SAPA-SCALE Conference 2012
Portland, OR, USA
In this paper, we investigate the cochlear implant-like processing
of speech signal in speaker verification. This processing
was applied on each speech utterance, in the temporal domain,
to reduce spectral information in the original speech signal
and synthesize a new one, called cochlear implant-like spectrally
reduced speech (SRS), only from low-bandwidth subband
temporal envelopes of the original speech. Spectral analyses,
performed on voiced speech frames, showed that despite of
the spectral and perceptual reduction induced by the cochlear
implant-like signal processing, the global shape of the shortterm
spectral envelopes of the SRS signal is rather similar to
that of the original speech signal.
Although the SRS is synthesized only from low-bandwidth subband temporal envelopes of original speech signal, its use in a baseline GMM-UBM speaker verification system, with cellular telephone conversational speech of the Switchboard corpus (used in NIST SRE 2002), did not alter substantially the minimal DCF (detection cost function) of the system.
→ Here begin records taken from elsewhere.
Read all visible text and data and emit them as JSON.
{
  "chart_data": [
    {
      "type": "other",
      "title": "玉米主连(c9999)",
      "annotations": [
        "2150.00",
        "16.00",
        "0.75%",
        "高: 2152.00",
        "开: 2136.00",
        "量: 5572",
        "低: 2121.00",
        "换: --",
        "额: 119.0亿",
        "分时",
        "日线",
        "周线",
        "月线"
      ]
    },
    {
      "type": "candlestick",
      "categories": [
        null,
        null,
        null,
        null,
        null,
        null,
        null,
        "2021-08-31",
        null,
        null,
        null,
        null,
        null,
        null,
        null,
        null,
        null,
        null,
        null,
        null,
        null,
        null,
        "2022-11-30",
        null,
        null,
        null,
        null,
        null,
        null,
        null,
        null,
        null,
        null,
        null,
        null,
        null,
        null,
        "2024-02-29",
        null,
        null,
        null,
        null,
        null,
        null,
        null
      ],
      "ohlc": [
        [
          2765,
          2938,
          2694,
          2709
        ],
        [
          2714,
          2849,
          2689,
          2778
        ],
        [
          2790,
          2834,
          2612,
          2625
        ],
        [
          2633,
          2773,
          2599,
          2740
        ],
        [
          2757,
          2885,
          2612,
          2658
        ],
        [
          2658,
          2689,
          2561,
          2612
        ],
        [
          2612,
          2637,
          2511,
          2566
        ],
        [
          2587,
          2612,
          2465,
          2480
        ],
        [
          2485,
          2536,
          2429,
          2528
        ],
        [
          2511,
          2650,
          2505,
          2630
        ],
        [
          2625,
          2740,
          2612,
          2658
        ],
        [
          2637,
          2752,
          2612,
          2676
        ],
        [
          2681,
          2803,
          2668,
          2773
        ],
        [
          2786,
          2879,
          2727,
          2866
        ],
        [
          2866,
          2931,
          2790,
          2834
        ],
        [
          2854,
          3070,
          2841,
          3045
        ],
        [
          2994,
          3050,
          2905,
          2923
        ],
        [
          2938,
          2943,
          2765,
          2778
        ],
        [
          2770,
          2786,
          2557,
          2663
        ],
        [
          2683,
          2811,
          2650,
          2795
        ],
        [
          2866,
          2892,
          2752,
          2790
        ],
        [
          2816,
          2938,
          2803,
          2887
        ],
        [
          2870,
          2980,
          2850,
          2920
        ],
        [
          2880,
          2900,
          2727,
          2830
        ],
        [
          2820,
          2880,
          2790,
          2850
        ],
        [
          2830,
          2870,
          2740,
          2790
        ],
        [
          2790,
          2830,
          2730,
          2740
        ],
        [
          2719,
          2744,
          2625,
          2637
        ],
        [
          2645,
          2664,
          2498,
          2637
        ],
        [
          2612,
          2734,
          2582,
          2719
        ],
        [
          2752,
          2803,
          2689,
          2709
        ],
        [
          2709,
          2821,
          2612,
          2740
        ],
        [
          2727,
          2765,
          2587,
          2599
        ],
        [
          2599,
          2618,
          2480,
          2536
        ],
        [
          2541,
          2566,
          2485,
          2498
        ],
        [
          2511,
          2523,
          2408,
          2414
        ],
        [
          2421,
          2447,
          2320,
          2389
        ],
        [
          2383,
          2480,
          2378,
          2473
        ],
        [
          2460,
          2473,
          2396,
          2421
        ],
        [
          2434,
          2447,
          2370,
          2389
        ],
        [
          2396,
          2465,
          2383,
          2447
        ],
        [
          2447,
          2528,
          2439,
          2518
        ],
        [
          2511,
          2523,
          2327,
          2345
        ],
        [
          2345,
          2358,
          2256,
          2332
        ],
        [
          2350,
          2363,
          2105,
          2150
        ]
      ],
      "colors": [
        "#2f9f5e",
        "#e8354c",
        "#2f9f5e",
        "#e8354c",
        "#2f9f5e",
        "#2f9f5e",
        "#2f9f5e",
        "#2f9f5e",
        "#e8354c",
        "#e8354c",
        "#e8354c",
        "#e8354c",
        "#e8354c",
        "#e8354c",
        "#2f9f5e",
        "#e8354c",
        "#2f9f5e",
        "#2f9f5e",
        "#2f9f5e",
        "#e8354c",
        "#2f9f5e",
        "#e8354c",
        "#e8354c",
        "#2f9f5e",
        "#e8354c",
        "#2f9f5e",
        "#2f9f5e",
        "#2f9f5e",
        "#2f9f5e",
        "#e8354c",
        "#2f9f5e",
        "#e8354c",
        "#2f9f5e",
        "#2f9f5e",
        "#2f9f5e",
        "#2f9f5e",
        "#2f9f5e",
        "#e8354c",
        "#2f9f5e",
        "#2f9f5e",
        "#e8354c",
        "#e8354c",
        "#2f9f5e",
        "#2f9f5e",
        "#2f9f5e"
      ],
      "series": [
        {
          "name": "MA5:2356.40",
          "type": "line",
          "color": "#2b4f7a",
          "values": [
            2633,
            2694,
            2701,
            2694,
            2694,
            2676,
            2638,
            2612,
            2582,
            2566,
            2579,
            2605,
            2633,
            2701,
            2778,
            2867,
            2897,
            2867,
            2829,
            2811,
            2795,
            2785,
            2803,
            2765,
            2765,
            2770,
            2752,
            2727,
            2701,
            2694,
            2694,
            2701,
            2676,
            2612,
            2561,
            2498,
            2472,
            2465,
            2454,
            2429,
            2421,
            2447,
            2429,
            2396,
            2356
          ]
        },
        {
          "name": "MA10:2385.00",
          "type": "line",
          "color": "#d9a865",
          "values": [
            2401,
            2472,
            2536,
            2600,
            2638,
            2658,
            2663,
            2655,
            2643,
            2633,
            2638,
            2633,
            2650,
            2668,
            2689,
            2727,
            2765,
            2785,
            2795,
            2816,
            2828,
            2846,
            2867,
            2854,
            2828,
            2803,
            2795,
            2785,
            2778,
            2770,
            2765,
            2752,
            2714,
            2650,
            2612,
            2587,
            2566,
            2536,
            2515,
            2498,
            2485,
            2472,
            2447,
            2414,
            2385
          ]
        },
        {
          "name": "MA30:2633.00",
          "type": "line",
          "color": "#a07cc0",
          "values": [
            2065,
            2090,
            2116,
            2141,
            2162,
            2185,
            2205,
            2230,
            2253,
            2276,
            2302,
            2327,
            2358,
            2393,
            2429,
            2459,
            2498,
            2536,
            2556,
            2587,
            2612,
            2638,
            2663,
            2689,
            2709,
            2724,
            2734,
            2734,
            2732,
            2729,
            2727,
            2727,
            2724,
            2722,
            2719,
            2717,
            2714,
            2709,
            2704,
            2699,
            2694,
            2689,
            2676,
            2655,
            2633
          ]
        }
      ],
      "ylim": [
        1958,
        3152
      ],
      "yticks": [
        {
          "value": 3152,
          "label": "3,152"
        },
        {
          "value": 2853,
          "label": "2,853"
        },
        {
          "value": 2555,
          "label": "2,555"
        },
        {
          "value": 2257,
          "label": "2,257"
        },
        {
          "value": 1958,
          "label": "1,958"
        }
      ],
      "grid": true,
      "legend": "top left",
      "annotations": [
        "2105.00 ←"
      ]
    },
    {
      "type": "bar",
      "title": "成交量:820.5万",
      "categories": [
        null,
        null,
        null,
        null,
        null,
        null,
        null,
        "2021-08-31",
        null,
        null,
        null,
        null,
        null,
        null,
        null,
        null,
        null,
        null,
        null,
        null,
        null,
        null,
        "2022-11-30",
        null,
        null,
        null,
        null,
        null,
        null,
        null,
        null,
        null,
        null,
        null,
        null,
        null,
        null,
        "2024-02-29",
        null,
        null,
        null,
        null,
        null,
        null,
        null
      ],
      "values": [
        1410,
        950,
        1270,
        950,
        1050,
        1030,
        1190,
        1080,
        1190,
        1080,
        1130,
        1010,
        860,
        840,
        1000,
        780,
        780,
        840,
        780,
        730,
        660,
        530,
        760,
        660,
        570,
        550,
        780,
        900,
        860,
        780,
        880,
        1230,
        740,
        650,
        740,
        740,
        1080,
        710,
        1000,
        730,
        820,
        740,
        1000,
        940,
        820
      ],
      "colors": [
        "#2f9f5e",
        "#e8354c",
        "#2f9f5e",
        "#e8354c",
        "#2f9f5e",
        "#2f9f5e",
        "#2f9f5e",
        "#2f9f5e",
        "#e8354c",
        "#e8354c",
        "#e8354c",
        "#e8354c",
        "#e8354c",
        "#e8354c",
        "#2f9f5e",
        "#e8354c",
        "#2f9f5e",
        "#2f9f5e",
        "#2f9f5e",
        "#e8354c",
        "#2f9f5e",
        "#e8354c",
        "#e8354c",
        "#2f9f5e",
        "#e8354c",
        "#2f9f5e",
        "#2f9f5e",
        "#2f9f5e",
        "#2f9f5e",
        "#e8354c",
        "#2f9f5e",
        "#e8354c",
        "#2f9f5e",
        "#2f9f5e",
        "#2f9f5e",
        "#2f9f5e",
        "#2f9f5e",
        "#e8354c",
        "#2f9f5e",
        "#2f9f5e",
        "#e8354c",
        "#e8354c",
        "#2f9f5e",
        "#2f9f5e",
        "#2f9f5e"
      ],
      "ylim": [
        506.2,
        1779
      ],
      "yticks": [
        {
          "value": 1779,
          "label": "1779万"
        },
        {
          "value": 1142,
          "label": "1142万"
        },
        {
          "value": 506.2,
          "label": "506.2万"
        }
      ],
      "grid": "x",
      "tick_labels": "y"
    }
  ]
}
Furthermore, using appropriate SRS signals made it possible to reduce the minimal DCF (5.7% relative reduction) of the system. The linear combination at the score level, with equal weights, of the baseline and the SRS-based systems could also help in reducing the minimal DCF.
Bibliographic reference. Do, Cong-Thanh / Barras, Claude (2012): "Cochlear implant-like processing of speech signal for speaker verification", In SAPA-SCALE-2012, 17-21.